La nuit sacrée


Reading / lundi, avril 30th, 2018

Généralement, en lecture, je me révolte quand il s’agit de messages erronés sur la religion ou la nation. Ici, il était plutôt questions des deux : l’auteur s’arme d’une plume indignéesubtile et poétique pour stigmatiser des pratiques sociales largement répandues ; critiquer et dénigrer les dérives contre-nature et contre l’islam, au sein d’une société marocaine baignée dans ses tabous, son ignorance, sa dualité de discours et notamment ses frustrations sexuelles… parce qu’ici tout est question de sexe.

Depuis la narratrice, née fille (8ème enfant d’une fratrie/fatalité féminine) et présenté au monde dans le mensonge comme l’héritier mâle que l’on confisque dans son sexe, l’on circoncise, l’on prive d’une enfance normale, jusqu’à sa mutilation par une excision, passant par le viol, les graffitis et les rêves au tour des appareils génitaux et les noms les désignant ou encore le soupçon de relations incestueuses…

Bref, le marocain est présenté ici comme celui qui en est affamé, ce qui me laisse dire que La Nuit Sacrée, trente après, s’inspirant de faits divers, traite probablement de sujets toujours d’actualité.

Le roman qui vaut à Tahar Ben Jelloun sa populaire célébrité, est un prolongement d’un récit déjà entamé dans L’Enfant de Sable (1985). Le texte commence déjà par un Rappelez-vous, alors que ne l’ayant pas lu, je n’avais rien à soutirer de ma mémoire de lectrice. Sauf qu’il est généreusement écrit, permettant d’être lu aisément à part.

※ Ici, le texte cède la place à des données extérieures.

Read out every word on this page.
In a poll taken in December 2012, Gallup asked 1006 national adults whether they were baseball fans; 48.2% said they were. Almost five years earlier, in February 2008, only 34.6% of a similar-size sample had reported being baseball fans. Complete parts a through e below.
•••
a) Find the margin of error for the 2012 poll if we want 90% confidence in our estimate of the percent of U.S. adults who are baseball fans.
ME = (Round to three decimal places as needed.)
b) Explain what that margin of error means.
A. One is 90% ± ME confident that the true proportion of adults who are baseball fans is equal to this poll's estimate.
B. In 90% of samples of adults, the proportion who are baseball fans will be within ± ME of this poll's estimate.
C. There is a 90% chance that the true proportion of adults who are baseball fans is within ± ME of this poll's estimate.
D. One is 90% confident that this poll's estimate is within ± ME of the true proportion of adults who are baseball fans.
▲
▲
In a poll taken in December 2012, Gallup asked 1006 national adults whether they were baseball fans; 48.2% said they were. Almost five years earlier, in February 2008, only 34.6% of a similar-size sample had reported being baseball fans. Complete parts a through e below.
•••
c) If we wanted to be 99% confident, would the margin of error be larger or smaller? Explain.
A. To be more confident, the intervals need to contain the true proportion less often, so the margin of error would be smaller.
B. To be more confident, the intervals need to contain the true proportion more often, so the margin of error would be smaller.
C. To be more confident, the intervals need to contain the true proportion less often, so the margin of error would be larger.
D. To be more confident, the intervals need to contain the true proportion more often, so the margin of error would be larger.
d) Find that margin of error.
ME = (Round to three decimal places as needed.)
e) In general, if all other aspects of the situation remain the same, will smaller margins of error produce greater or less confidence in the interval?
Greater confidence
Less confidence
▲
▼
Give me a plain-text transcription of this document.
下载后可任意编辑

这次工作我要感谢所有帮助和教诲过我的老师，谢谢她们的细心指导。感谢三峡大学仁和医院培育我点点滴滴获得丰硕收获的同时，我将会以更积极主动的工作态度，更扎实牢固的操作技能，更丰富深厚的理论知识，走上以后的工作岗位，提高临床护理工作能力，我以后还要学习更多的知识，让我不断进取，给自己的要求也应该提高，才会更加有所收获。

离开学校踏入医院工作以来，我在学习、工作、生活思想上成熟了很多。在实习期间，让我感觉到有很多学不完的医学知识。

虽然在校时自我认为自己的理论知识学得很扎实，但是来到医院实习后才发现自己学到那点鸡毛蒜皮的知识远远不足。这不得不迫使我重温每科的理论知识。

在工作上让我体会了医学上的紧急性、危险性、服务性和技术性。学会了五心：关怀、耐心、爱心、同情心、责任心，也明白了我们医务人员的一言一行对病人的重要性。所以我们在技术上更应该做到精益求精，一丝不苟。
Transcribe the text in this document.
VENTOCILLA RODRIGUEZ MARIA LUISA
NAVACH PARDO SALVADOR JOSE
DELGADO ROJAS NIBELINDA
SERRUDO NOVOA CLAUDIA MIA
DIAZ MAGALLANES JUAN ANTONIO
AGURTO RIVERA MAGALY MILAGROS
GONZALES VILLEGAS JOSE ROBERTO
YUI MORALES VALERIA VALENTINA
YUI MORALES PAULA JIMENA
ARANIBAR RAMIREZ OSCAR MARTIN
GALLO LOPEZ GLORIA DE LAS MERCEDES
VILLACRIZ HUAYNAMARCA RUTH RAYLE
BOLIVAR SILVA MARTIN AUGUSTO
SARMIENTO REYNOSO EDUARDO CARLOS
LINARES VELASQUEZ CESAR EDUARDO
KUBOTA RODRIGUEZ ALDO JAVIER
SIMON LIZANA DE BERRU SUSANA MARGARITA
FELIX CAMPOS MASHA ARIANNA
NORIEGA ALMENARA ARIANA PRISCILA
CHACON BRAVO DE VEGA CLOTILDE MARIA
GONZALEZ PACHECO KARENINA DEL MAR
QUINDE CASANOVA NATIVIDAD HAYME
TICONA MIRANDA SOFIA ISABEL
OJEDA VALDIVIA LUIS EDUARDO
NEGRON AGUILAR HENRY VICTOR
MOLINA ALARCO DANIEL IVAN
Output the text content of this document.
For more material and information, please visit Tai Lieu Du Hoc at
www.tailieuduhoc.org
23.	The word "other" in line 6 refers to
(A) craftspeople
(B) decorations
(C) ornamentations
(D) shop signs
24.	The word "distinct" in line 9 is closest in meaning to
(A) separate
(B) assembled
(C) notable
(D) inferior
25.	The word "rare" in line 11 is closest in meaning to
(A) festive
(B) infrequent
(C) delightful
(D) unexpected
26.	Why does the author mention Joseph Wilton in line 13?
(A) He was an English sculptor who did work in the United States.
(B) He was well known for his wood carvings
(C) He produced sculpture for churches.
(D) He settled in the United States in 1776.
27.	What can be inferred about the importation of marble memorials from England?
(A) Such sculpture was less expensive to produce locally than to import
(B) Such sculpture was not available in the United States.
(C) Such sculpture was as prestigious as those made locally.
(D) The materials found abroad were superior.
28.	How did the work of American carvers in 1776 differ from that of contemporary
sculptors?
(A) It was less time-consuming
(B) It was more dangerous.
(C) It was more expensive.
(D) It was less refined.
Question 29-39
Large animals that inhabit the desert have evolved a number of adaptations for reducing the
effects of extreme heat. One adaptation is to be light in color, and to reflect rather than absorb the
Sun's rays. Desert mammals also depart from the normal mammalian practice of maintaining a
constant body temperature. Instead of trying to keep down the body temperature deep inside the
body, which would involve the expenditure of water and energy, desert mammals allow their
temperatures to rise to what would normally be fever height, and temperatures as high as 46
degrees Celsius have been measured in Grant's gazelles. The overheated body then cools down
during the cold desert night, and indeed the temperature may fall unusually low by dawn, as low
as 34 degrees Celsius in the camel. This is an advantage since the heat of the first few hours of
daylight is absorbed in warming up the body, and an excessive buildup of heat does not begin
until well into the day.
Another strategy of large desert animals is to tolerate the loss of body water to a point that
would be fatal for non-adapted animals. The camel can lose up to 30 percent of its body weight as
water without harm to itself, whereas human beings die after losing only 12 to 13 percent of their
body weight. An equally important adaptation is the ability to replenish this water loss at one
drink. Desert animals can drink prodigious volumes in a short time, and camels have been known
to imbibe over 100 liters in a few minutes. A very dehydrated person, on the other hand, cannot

Quant au vouloir remonter le temps, ça relève d’une quête intellectuelle personnelle.

Le conte, où il n’est pas question de noms, mais plutôt d’adjectifs, reprend son cours, où le/la protagoniste récupère, la 27ème nuit de Ramadan, la nuit du destin, sa liberté et décide de raconter sa propre histoire, assumant entièrement, après 20 ans d’enfermement, son corps et sa condition de femme.

Comment lui dire que ma vie commençait, qu’un rideau épais avait été tiré sur une scène où les êtres et les objets étaient couverts de la même poussière, celle de l’oubli absolu ? Je luttais en silence, sans rien laisser apparaître, pour sortir une fois pour toutes de ce labyrinthe malsain. Je me battais contre la culpabilité, contre la religion, contre la morale, contre les choses qui menaçaient de resurgir, comme pour me compromettre, me salir, me trahir et démolir le peu que j’essayais de sauvegarder dans mon être. P.85

C’est aussi le deuxième roman marocain ayant obtenu le prix littéraire Goncourt que je lis, sans en être cette fois déçue, pour dire que les critères de sélection ont connu des changements depuis 1987 et dire aussi que de telles récompenses subjectives ne doivent aucunement statuer sur l’émotion d’un récit.

TBJ, âgé alors de 43 ans, a séduit par les thèmes abordés, mais aussi par l’agilité de son style sans pour autant troquer l’esthétique contre autre élément de l’histoire. Il prend le soin de tisser la toile de son conte « oriental » avec des fils tirés du réel et de l’onirique, des faits et des fabulations. Ça valsait naturellement entre les deux que la fin m’a laissée à ma faim : je ne distinguais plus dans quel monde on se retrouvait. La scène de clôture, à la lisière de la fantaisie, ne trouvait pas écho dans l’incipit où la narratrice a pris la parole pour la première fois.